Presiden AS Joe Biden bermaksud membuat pernyataan terkait penghentian misi militer AS di Irak. Kita berbicara tentang unit tempur, penarikan penuh mereka. Pernyataan tersebut rencananya akan disampaikan setelah pertemuan dengan Perdana Menteri Irak Mustafa al-Qadimi, yang tiba di Washington dalam rangka kunjungan.
Patut dicatat bahwa pada malam kunjungannya ke Amerika Serikat, al-Qadimi secara harfiah mencatat hal-hal berikut:
Irak tidak lagi membutuhkan kehadiran unit tempur tentara AS dan tentara negara lain. Kami mampu memberikan keamanan sendiri.

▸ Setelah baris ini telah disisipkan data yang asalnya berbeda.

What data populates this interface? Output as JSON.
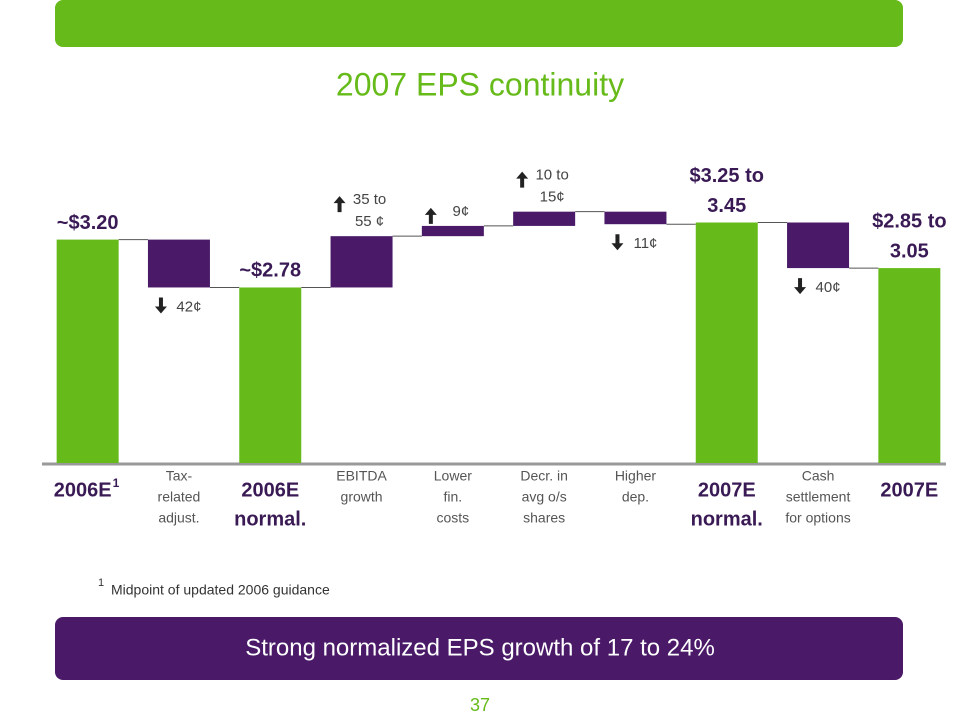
{
  "chart_data": {
    "type": "waterfall",
    "title": "2007 EPS continuity",
    "categories": [
      [
        "2006E"
      ],
      [
        "Tax-",
        "related",
        "adjust."
      ],
      [
        "2006E",
        "normal."
      ],
      [
        "EBITDA",
        "growth"
      ],
      [
        "Lower",
        "fin.",
        "costs"
      ],
      [
        "Decr. in",
        "avg o/s",
        "shares"
      ],
      [
        "Higher",
        "dep."
      ],
      [
        "2007E",
        "normal."
      ],
      [
        "Cash",
        "settlement",
        "for options"
      ],
      [
        "2007E"
      ]
    ],
    "is_total": [
      true,
      false,
      true,
      false,
      false,
      false,
      false,
      true,
      false,
      true
    ],
    "values": [
      3.2,
      -0.42,
      2.78,
      0.45,
      0.09,
      0.125,
      -0.11,
      3.35,
      -0.4,
      2.95
    ],
    "value_labels": [
      [
        "~$3.20"
      ],
      [
        "42¢"
      ],
      [
        "~$2.78"
      ],
      [
        "35 to",
        "55 ¢"
      ],
      [
        "9¢"
      ],
      [
        "10 to",
        "15¢"
      ],
      [
        "11¢"
      ],
      [
        "$3.25 to",
        "3.45"
      ],
      [
        "40¢"
      ],
      [
        "$2.85 to",
        "3.05"
      ]
    ],
    "total_color": "#66bb1a",
    "delta_color": "#4a1a68",
    "ylim": [
      1.24,
      3.6
    ],
    "footnote": {
      "marker": "1",
      "text": "Midpoint of updated 2006 guidance"
    },
    "callout": "Strong normalized EPS growth of 17 to 24%",
    "page_number": "37"
  }
}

Pada saat yang sama, perdana menteri Irak menekankan bahwa Baghdad resmi tidak menolak bantuan intelijen Amerika.
Tercatat bahwa data intelijen dapat membantu militer Irak dan badan intelijen untuk lebih efektif melawan formasi ekstremis, serta sel-sel teroris. Al-Qadimi juga menunjukkan bahwa instruktur militer Amerika mungkin tetap berada di Irak untuk terus melatih personel militer lokal.

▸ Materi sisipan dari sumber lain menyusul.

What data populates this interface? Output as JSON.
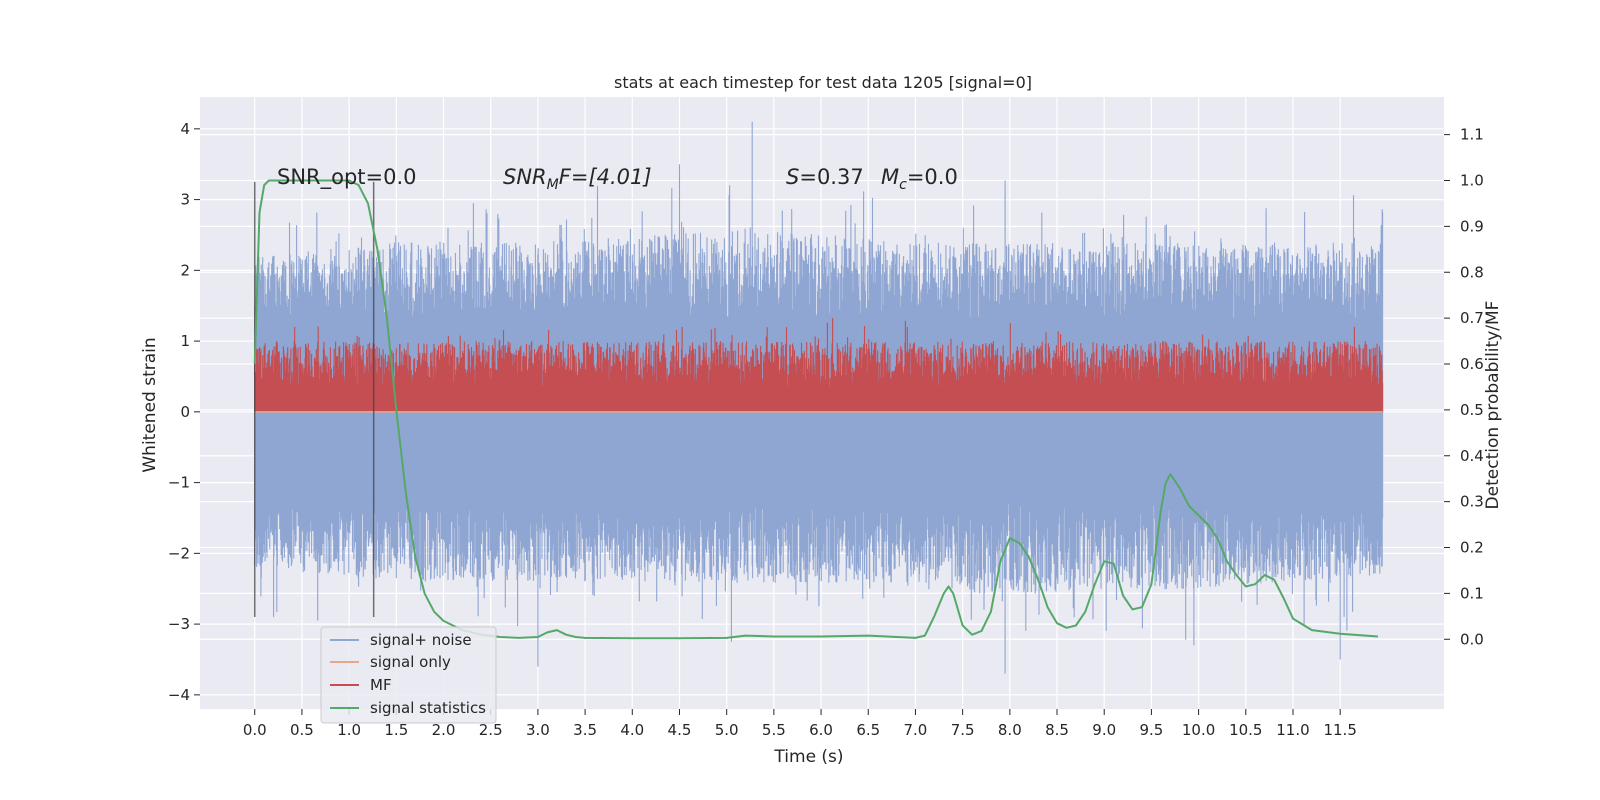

Kesiapan Biden untuk mengumumkan penarikan unit tempur AS dari Irak dikomentari para ahli di Barat dan Timur Tengah. Secara khusus, disebutkan bahwa penarikan pasukan AS dari Irak dapat mengarah pada penguatan di wilayah Iran. Pada gilirannya, ini bisa melawan Israel, yang telah berusaha menahan pembangunan Iran selama bertahun-tahun.
Perlu diperhatikan fakta bahwa pada tahun 2020, Mustafa al-Kadhimi bertemu dengan Presiden Amerika ke-45 Donald Trump. Dalam pertemuan itu, para pemimpin kedua negara menyepakati pengurangan bertahap kehadiran militer AS di wilayah Irak.
Perlu ditambahkan bahwa dalam beberapa bulan terakhir, pangkalan militer AS di Irak, termasuk pangkalan Ain al-Assad, telah berulang kali menjadi sasaran penembakan. Pada saat yang sama, pelaku langsung penembakan tidak pernah teridentifikasi. Washington percaya bahwa ini adalah pekerjaan kelompok bersenjata Syiah pro-Iran di Irak.